When you think of the event and say "this was not like me", you probably attach some meanings to this, which appear to be self-evaluative inferences. And inferences can be wrong. But again, if can be OK with yourself in spite of not being up to your own standards sometimes, you are already on the road to recovery.
In the process of psychotherapy (if REBT or CBT), you will be able to explore those self-evaluative inferences and going deeper, your inner core beliefs. And some of those beliefs might be irrational and "demands". One such demanding belief can be "I must never ever do anything that's not up to my own standards".
At this point, it seems relevant to see how long this process might take. As you have mentioned, you have been with these feelings for a long time. But this doesn't necessarily mean it will take longer than usual to undo all that. The process might take its time, but it won't be because of the long term problem. I would mostly be because of the amount of work you might need to do. But I can assure you that once you start getting more and more insights into how you can change the way you feel by modifying how you think about the events, you will be more excited and motivated to carry on.

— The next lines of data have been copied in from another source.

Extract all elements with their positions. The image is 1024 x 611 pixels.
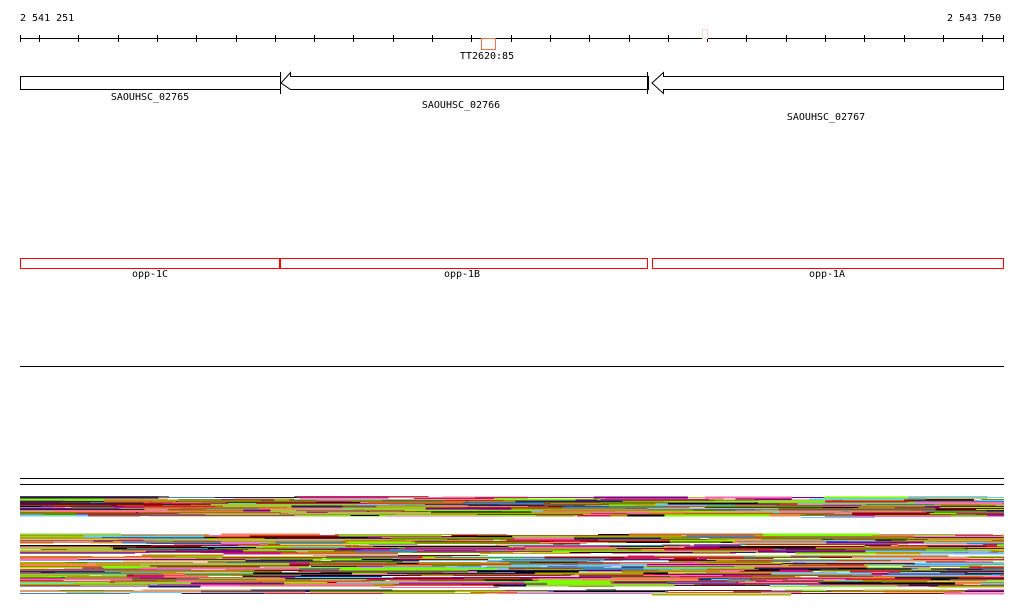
gene-label: SAOUHSC_02766 [421,100,501,111]
genome-browser: 2 541 251 2 543 750 TT2620:85 SAOUHSC_02… [0,0,1024,611]
feature-opp-1A[interactable] [652,258,1004,269]
feature-label: opp-1A [808,269,846,280]
gene-label: SAOUHSC_02765 [110,92,190,103]
feature-opp-1C[interactable] [20,258,280,269]
feature-label: opp-1C [131,269,169,280]
ruler-axis [20,35,1004,42]
gene-SAOUHSC_02765[interactable] [20,76,281,90]
feature-opp-1B[interactable] [280,258,648,269]
marker-tt2620-85[interactable] [481,38,496,50]
marker-label: TT2620:85 [459,51,515,62]
reads-track [20,496,1004,596]
gene-SAOUHSC_02767[interactable] [651,71,1004,95]
gene-label: SAOUHSC_02767 [786,112,866,123]
gene-SAOUHSC_02766[interactable] [280,71,649,90]
marker-faint[interactable] [702,29,708,39]
feature-label: opp-1B [443,269,481,280]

The idea of a long term damage is most probably just an idea, arising out of the anxiety about possible difficulties you might face during therapy. The "long term" is actually a repetition of the same thought process leading to emotional disturbances. And it appears a long duration to you in the present as you reflect upon the past. But what actually happens is the same thoughts and perceptions are repeated. And so, in the present, what you need to focus on is the thought process, and not on how long this has been going on. It'll help to free yourself from this additional anxiety.
What could take time is the process of identifying underlying fears, wrong and evaluative inferences, meaning, inner demands, etc. All these are actually repeatedly being triggered by those memories. And it is reasonable to say that memories may not be erased. But the self-evaluative thoughts can be modified, so that you won't disturb yourself anymore in spite of the recollections of the past. This is the aim of psychotherapy.
Yes, during the therapy process, you might experience emotional turbulence as more and more inner beliefs are being explored. There might be some thoughts you never knew you had. But if you look at it closely, the actual situation has not worsened, your memories have not changed, and the past events have not worsened. What is changing is your current perception of the past events and of your thoughts about them. Things might 'seem' to be getting worse, but it's a process of change.
Hope this answers some of your queries. Take care.